A distanza di sei mesi dall’evento, la Polizia di Stato ha eseguito un’ordinanza di custodia cautelare in carcere nei confronti di due uomini di 28 e 26 anni, entrambi di Manduria e già noti alle forze dell’ordine. Il provvedimento sarebbe stato emesso dal Gip del Tribunale di Taranto su richiesta della Procura della Repubblica, nell’ambito delle indagini relative alla rapina avvenuta l’11 novembre scorso in un supermercato della città messapica.
Secondo la ricostruzione degli investigatori, i due avrebbero pianificato con cura l’azione criminale. Fondamentali si sarebbero rivelate le immagini dei sistemi di videosorveglianza del supermercato e delle aree circostanti, che avrebbero consentito di individuare l’autovettura utilizzata per la fuga, risultata rubata poche ore prima a un parroco del posto.
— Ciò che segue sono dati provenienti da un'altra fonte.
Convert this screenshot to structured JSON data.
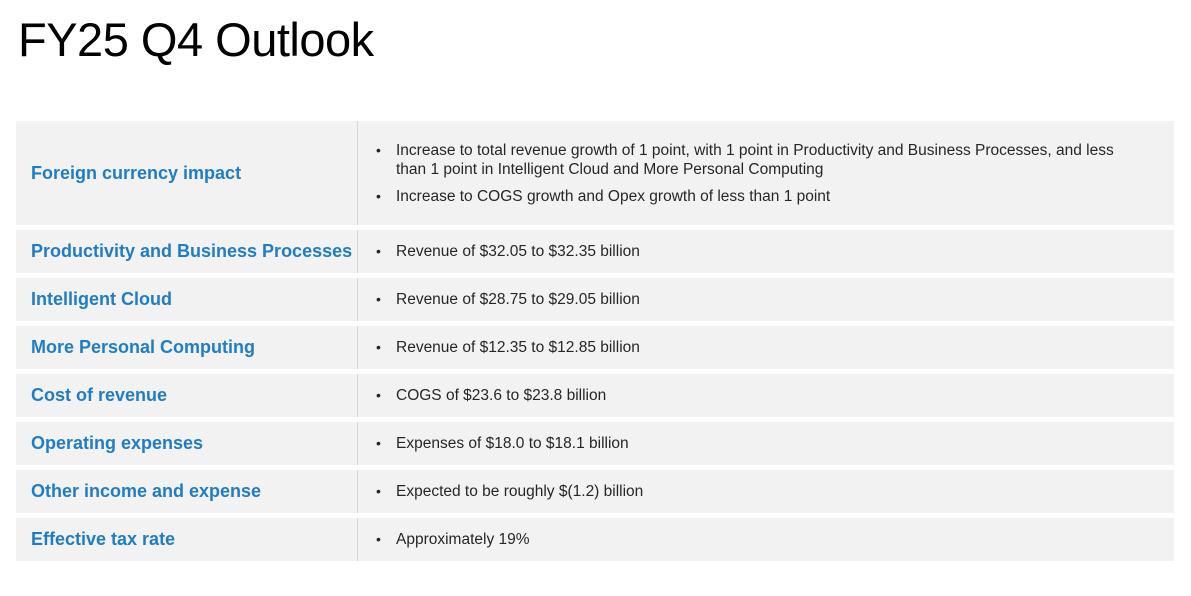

L’analisi dei filmati avrebbe fornito elementi cruciali agli investigatori. La corporatura, l’andatura e alcuni dettagli dell’abbigliamento avrebbero indirizzato i sospetti verso due pregiudicati del luogo, già conosciuti per precedenti episodi criminali. Ulteriori riscontri sarebbero emersi dalle perquisizioni domiciliari, durante le quali gli agenti avrebbero sequestrato indumenti e calzature che sarebbero stati utilizzati durante la rapina.
L’auto impiegata per la fuga sarebbe stata ritrovata il giorno successivo in una zona rurale e successivamente restituita al legittimo proprietario.
Un aspetto significativo riguarda le condizioni dei due arrestati al momento della notifica dell’ordinanza. Secondo quanto ricostruito, uno dei due, un 26enne, sarebbe già detenuto presso la Casa Circondariale di Lecce per reati di rapina, violenza sessuale, sequestro di persona e furto risalenti a gennaio. L’altro destinatario della misura cautelare sarebbe stato intercettato in regime di sorveglianza speciale con obbligo di soggiorno e arrestato.
L’attività investigativa, condotta dagli agenti del Commissariato di Manduria sotto il coordinamento della Procura, sarebbe scattata immediatamente dopo il colpo, permettendo agli inquirenti di raccogliere elementi determinanti nonostante i sei mesi trascorsi.